Conclusie van het onderzoek

Door mijn eigen ervaringen en gesprekken met familie, vrienden en collega’s is bij mij de belangstelling ontstaan in de voorkeur voor beheersingsstijlen. De beheersingsstijlen worden in iedere organisatie toegepast, maar meer vanuit het perspectief van leidinggevende functies en minder vanuit het perspectief van medewerkers. De hoofdvraag die hier centraal stond luidde als volgt: “Verschillen medewerkers in hun voorkeur voor enabling of coercive beheersing? Zo ja, hoe zijn deze verschillen te verklaren?”. Om de hoofdvraag beantwoord te krijgen zijn op basis van een surveyonderzoek binnen Dutch Flower Group resultaten verzameld.

In het onderzoek wordt coercive of enabling beheersing verklaard. Deze afhankelijke variabele is te verklaren aan de hand van de mate waarop een organisatie is geformaliseerd. De formalisering hangt af van vier kenmerken, namelijk: repair, internal transparency, global transparency en flexibility. De onafhankelijke variabelen task programmability en professionalism verklaren het effect op de voorkeur voor enabling en coercive beheersing De eerstgenoemde variabele task programmability is na factoranalyse uitgesplitst in twee subcategorieën, namelijk task analyzibility en number of exceptions. Naast de onafhankelijke variabelen zijn er tevens control variabelen (geslacht, opleiding, afdeling, dienstjaren en dienstverband) toegevoegd aan het onderzoek waarbij deze een mogelijke verklaring op de voorkeur van medewerkers voor coercive of enabling beheersingsstijl zouden kunnen geven.

Uit de verkregen resultaten is enerzijds naar voren gekomen dat task analyzibility en number of exceptions geen significante verklaring geven op de voorkeur van medewerkers voor enabling of coercive beheersing. De hypotheses dat een hoge mate van task analyzibility zorgt voor coercive beheersing en een hoge number of exceptions enabling beheersing tot gevolg heeft, zijn in dit onderzoek niet significant verklaard. Dit betekent dat binnen de organisaties van Dutch Flower Group deze variabelen geen invloed hebben op de voorkeur van medewerkers voor beheersingstechnieken. Anderzijds vertoont professionalism een significant positief effect op de voorkeur van medewerkers voor enabling beheersing. Zo zijn medewerkers met een drive om efficiëntie slagen te maken gebaat bij vrijheid en flexibiliteit. Als medewerkers dit niet krijgen dan zal verstoring ontstaan bij de ontwikkeling van een verbeteringsproces.

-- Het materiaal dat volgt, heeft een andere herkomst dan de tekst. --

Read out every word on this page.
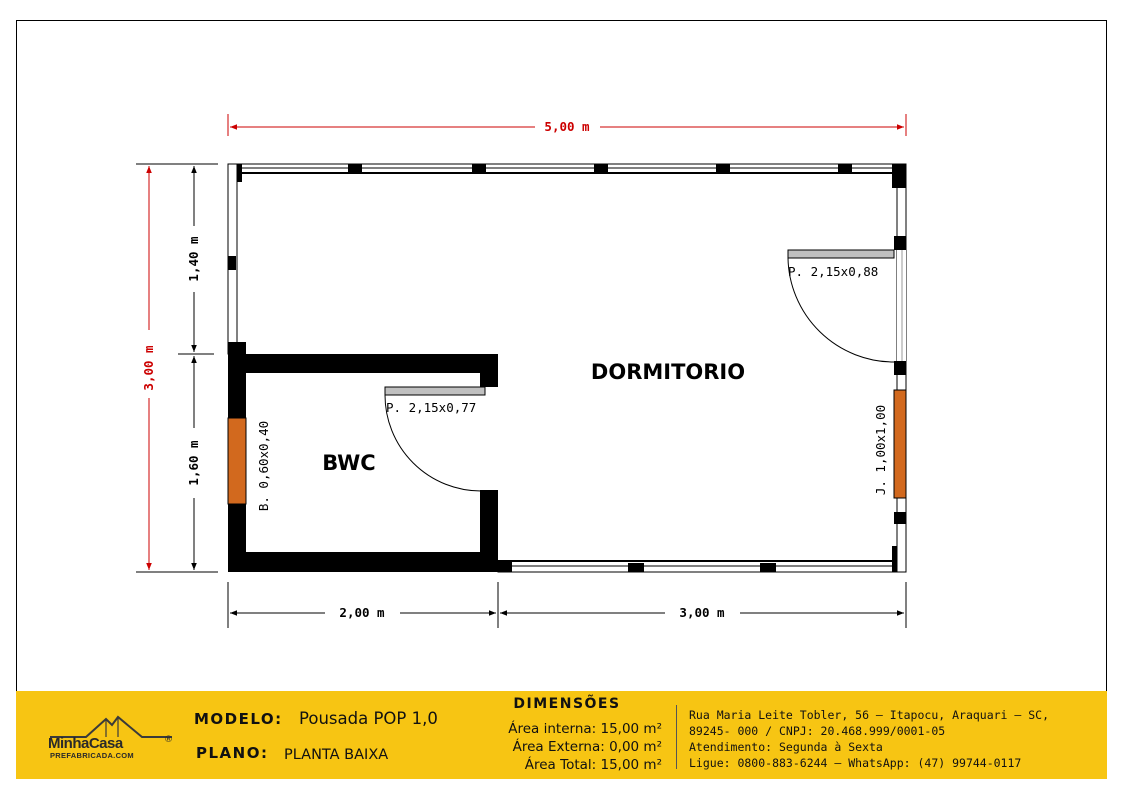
DORMITORIO
BWC
P. 2,15x0,88
P. 2,15x0,77
B. 0,60x0,40	J. 1,00x1,00
5,00 m
3,00 m
1,40 m
1,60 m
2,00 m	3,00 m
MinhaCasa	®
PREFABRICADA.COM
MODELO: Pousada POP 1,0
PLANO: PLANTA BAIXA
DIMENSÕES
Área interna: 15,00 m²
Área Externa: 0,00 m²
Área Total: 15,00 m²
Rua Maria Leite Tobler, 56 – Itapocu, Araquari – SC,
89245- 000 / CNPJ: 20.468.999/0001-05
Atendimento: Segunda à Sexta
Ligue: 0800-883-6244 – WhatsApp: (47) 99744-0117
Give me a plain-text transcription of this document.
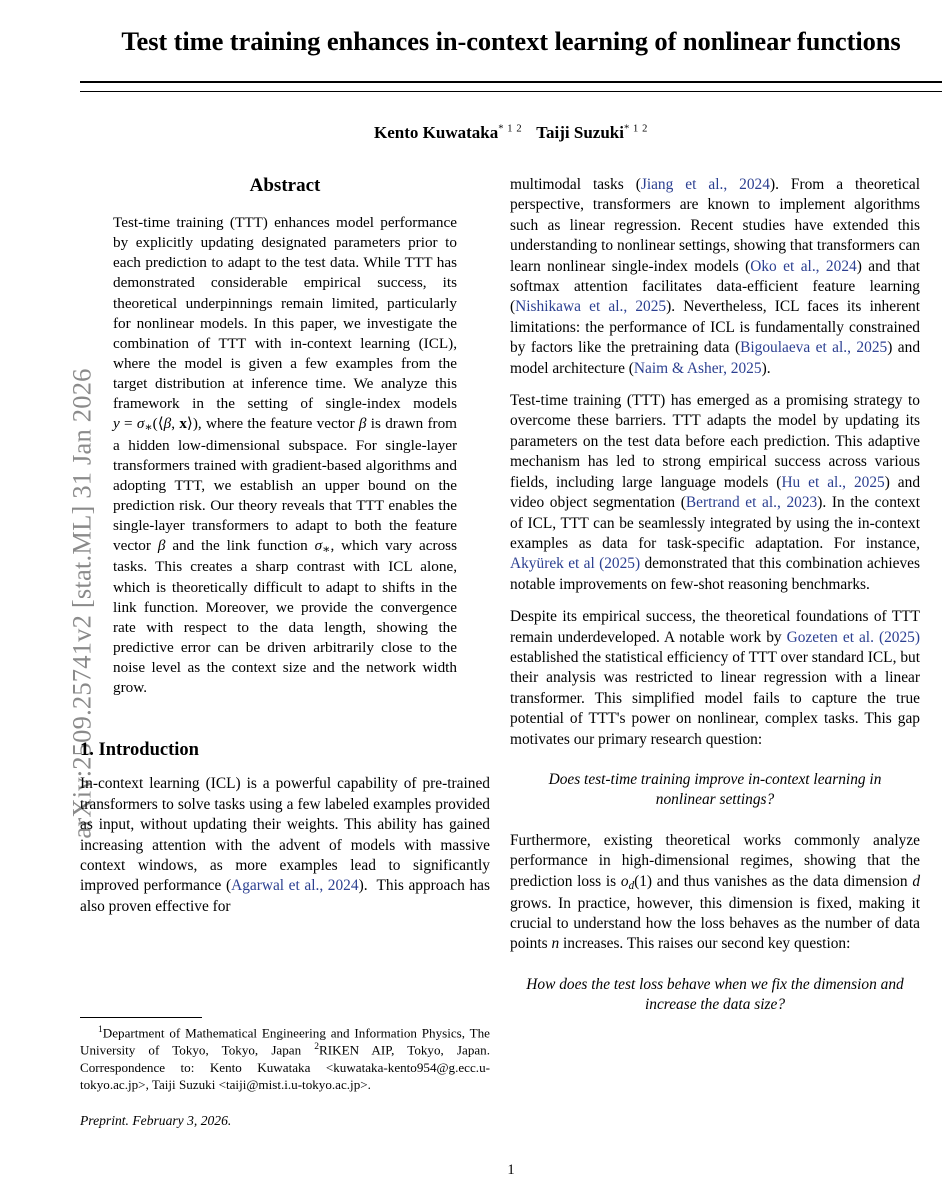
arXiv:2509.25741v2 [stat.ML] 31 Jan 2026
Test time training enhances in-context learning of nonlinear functions
Kento Kuwataka$^{* 1 2}$ Taiji Suzuki$^{* 1 2}$
Abstract
Test-time training (TTT) enhances model performance by explicitly updating designated parameters prior to each prediction to adapt to the test data. While TTT has demonstrated considerable empirical success, its theoretical underpinnings remain limited, particularly for nonlinear models. In this paper, we investigate the combination of TTT with in-context learning (ICL), where the model is given a few examples from the target distribution at inference time. We analyze this framework in the setting of single-index models $y = \sigma_∗(⟨\beta$, x⟩), where the feature vector β is drawn from a hidden low-dimensional subspace. For single-layer transformers trained with gradient-based algorithms and adopting TTT, we establish an upper bound on the prediction risk. Our theory reveals that TTT enables the single-layer transformers to adapt to both the feature vector β and the link function $\sigma_∗$, which vary across tasks. This creates a sharp contrast with ICL alone, which is theoretically difficult to adapt to shifts in the link function. Moreover, we provide the convergence rate with respect to the data length, showing the predictive error can be driven arbitrarily close to the noise level as the context size and the network width grow.
1. Introduction

In-context learning (ICL) is a powerful capability of pre-trained transformers to solve tasks using a few labeled examples provided as input, without updating their weights. This ability has gained increasing attention with the advent of models with massive context windows, as more examples lead to significantly improved performance (Agarwal et al., 2024).  This approach has also proven effective for

$^1$Department of Mathematical Engineering and Information Physics, The University of Tokyo, Tokyo, Japan $^2$RIKEN AIP, Tokyo, Japan. Correspondence to: Kento Kuwataka <kuwataka-kento954@g.ecc.u-tokyo.ac.jp>, Taiji Suzuki <taiji@mist.i.u-tokyo.ac.jp>.

Preprint. February 3, 2026.

multimodal tasks (Jiang et al., 2024). From a theoretical perspective, transformers are known to implement algorithms such as linear regression. Recent studies have extended this understanding to nonlinear settings, showing that transformers can learn nonlinear single-index models (Oko et al., 2024) and that softmax attention facilitates data-efficient feature learning (Nishikawa et al., 2025). Nevertheless, ICL faces its inherent limitations: the performance of ICL is fundamentally constrained by factors like the pretraining data (Bigoulaeva et al., 2025) and model architecture (Naim & Asher, 2025).

Test-time training (TTT) has emerged as a promising strategy to overcome these barriers. TTT adapts the model by updating its parameters on the test data before each prediction. This adaptive mechanism has led to strong empirical success across various fields, including large language models (Hu et al., 2025) and video object segmentation (Bertrand et al., 2023). In the context of ICL, TTT can be seamlessly integrated by using the in-context examples as data for task-specific adaptation. For instance, Akyürek et al (2025) demonstrated that this combination achieves notable improvements on few-shot reasoning benchmarks.

Despite its empirical success, the theoretical foundations of TTT remain underdeveloped. A notable work by Gozeten et al. (2025) established the statistical efficiency of TTT over standard ICL, but their analysis was restricted to linear regression with a linear transformer. This simplified model fails to capture the true potential of TTT's power on nonlinear, complex tasks. This gap motivates our primary research question:

Does test-time training improve in-context learning in nonlinear settings?

Furthermore, existing theoretical works commonly analyze performance in high-dimensional regimes, showing that the prediction loss is $o_d(1)$ and thus vanishes as the data dimension d grows. In practice, however, this dimension is fixed, making it crucial to understand how the loss behaves as the number of data points n increases. This raises our second key question:

How does the test loss behave when we fix the dimension and increase the data size?

1
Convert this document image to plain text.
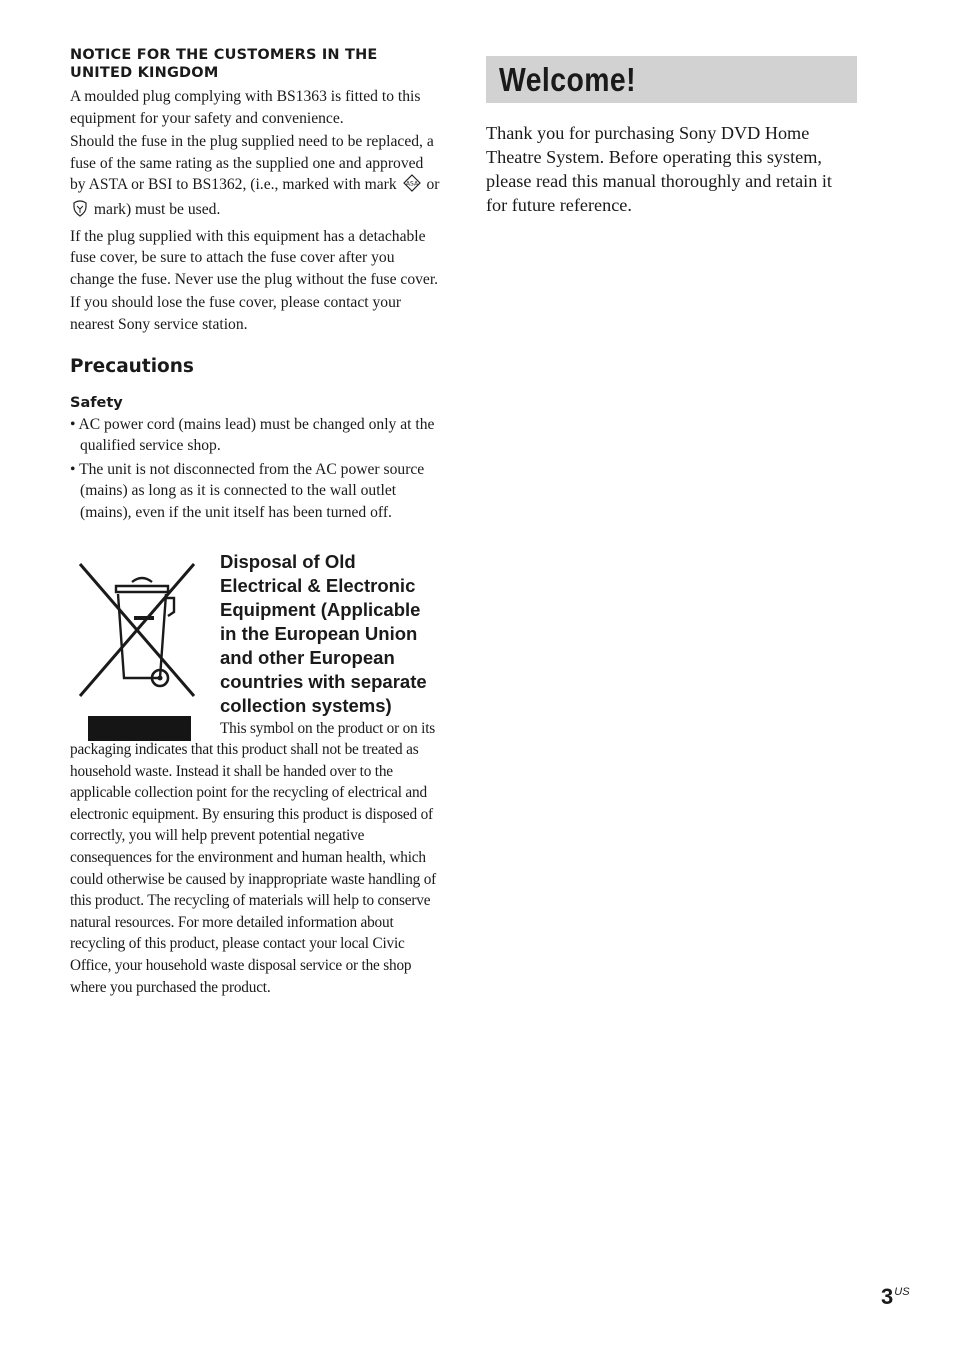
NOTICE FOR THE CUSTOMERS IN THE UNITED KINGDOM

A moulded plug complying with BS1363 is fitted to this equipment for your safety and convenience.

Should the fuse in the plug supplied need to be replaced, a fuse of the same rating as the supplied one and approved by ASTA or BSI to BS1362, (i.e., marked with mark ASA or  mark) must be used.

If the plug supplied with this equipment has a detachable fuse cover, be sure to attach the fuse cover after you change the fuse. Never use the plug without the fuse cover.

If you should lose the fuse cover, please contact your nearest Sony service station.

Precautions
Safety
• AC power cord (mains lead) must be changed only at the qualified service shop.
• The unit is not disconnected from the AC power source (mains) as long as it is connected to the wall outlet (mains), even if the unit itself has been turned off.
Disposal of Old Electrical & Electronic Equipment (Applicable in the European Union and other European countries with separate collection systems)

This symbol on the product or on its packaging indicates that this product shall not be treated as household waste. Instead it shall be handed over to the applicable collection point for the recycling of electrical and electronic equipment. By ensuring this product is disposed of correctly, you will help prevent potential negative consequences for the environment and human health, which could otherwise be caused by inappropriate waste handling of this product. The recycling of materials will help to conserve natural resources. For more detailed information about recycling of this product, please contact your local Civic Office, your household waste disposal service or the shop where you purchased the product.

Welcome!

Thank you for purchasing Sony DVD Home Theatre System. Before operating this system, please read this manual thoroughly and retain it for future reference.

$3^{US}$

Bij de control variabelen zijn de uitkomsten eveneens divers; de richting van de B- coëfficiënten van: leeftijd, opleiding, afdeling en dienstjaren zijn in overeenstemming met de richting van de B-coëfficiënten van voorgaand onderzoek. De factor afdeling is als enige significant en geeft een positieve verklaring op de voorkeur van medewerkers voor enabling beheersing. Dit

geldt slechts wanneer medewerkers werkzaam zijn op een afdeling anders dan productie/logistiek. Dit is een goed te volgen verklaring, aangezien de afdeling productie/logistieke veelal bezig is met routinematige werkzaamheden waarin vrijheid en flexibiliteit weinig tot geen invloed van betekenis hebben. Voor de afdeling marketing kan worden gesteld hier meer behoefte zal zijn aan flexibiliteit en vrijheid om zo aan innoverende ideeën te komen. Daarnaast is de factor afdeling eveneens significant naar voren gekomen uit het onderzoek van Aubroeck (2017). Aangezien in beide onderzoeken variabele afdeling significant is, kan met zekerheid worden gesteld dat medewerkers die niet werkzaam zijn op de afdeling productie/ logistiek een voorkeur geven aan enabling beheersing.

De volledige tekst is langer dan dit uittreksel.